In Copenhagen, major economies, including the United States and China, made a non-binding commitment putting caps on greenhouse-gas emissions. The full significance of the deal will not be known until well into next year. Countries are supposed to fill in details of planned cuts in greenhouse gas emissions, left blank in the final Copenhagen accord, by the end of January 2010.
Thereafter, the U.N. is to follow with more talks towards a legally binding global treaty. Trevor Sikorski of Barclays Capital already said Copenhagen’s failure to agree on a timetable for a treaty would undermine confidence in carbon markets. At the moment of this writing, European carbon credits for December 2010 are 6.25 percent lower compared to their close on Friday.
Speaking in Singapore today, Nobel prize-winning economist and former White House adviser under President Bill Clinton Joseph Stiglitz said there's a “significant” chance the U.S. economy will contract in the second half of 2010. He therefore urged the U.S. government to prepare a second stimulus package to spur job creation.

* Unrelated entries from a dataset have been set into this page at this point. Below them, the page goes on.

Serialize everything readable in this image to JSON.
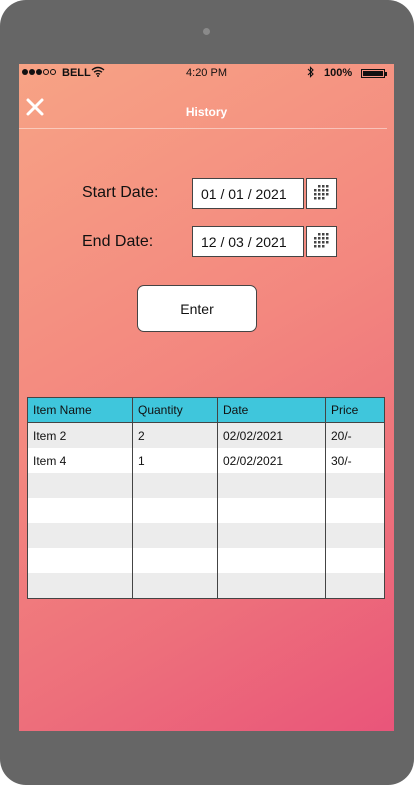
{
  "status_bar": {
    "carrier": "BELL",
    "time": "4:20 PM",
    "battery_percent": "100%",
    "battery_level": 1.0
  },
  "header": {
    "title": "History",
    "close_icon": "close-icon"
  },
  "form": {
    "start_label": "Start Date:",
    "start_value": "01 / 01 / 2021",
    "end_label": "End Date:",
    "end_value": "12 / 03 / 2021",
    "calendar_icon": "calendar-icon",
    "enter_label": "Enter"
  },
  "table": {
    "columns": [
      "Item Name",
      "Quantity",
      "Date",
      "Price"
    ],
    "rows": [
      [
        "Item 2",
        "2",
        "02/02/2021",
        "20/-"
      ],
      [
        "Item 4",
        "1",
        "02/02/2021",
        "30/-"
      ],
      [
        "",
        "",
        "",
        ""
      ],
      [
        "",
        "",
        "",
        ""
      ],
      [
        "",
        "",
        "",
        ""
      ],
      [
        "",
        "",
        "",
        ""
      ],
      [
        "",
        "",
        "",
        ""
      ]
    ]
  },
  "colors": {
    "header_cell": "#3fc6dc",
    "device_frame": "#666666",
    "gradient_start": "#f7a385",
    "gradient_end": "#e9557a"
  }
}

Stiglitz also called on Washington to make more funds available to state governments that face a substantial drop in tax revenues. By the way, the worst U.S. recession since the Great Depression has drained more than 7 million jobs in the past two years. The government and the Federal Reserve have spent, lent, or committed more than $10 trillion to revive the economy and credit markets so far. Yes, the road to recovery won’t be easy.
Dubai World just communicated that no formal debt standstill proposal was made at meetings with creditors in the emirate as the company seeks to restructure about $22 billion of borrowing. After a presentation given this morning to banks in Dubai a spokesman for the company said: “This is a long process that will take long time. . . Dubai World will keep on servicing its debt.”
About 90 international and local lenders met with Dubai World officials and its restructuring team led by Deloitte's Aidan Birkett after the company's shock announcement on Nov. 25 that it needs to freeze its debts for six months. Today’s meeting was the first official meeting between Dubai World and lenders. Banks will now have to meet with the coordinating committee.
On the U.S. markets this morning I’d like to say unless we have a surprise coming out of the blue, I don’t expect big changes before the 2010 trading year takes off. On Friday, we saw SPY, a fund which mirrors the S&P 500, moving up a bit and closing at 110.21, while it stayed in the middle of its six-week trading range, which, in fact, is a six-week consolidation.
Thus far, this means there is no change in the medium-term up-trend of the SPY. In the first two weeks of November the SPY moved up from 103 to 111 and these gains are still holding. With SPY still very close to its 2009 high, there are no real signs of weakness, at least for now.
No doubt, Thursday’s gap down from resistance was negative. Nevertheless, the SPY remained above its first significant support zone of around 108. Only a downside follow-through below the late November low of 102.53 would warrant a reassessment of the up-trend. The Relative Strength Index (RSI) firmed slightly to above 50. Since mid-August we have seen the 40 to 50 RSI support zone holding up.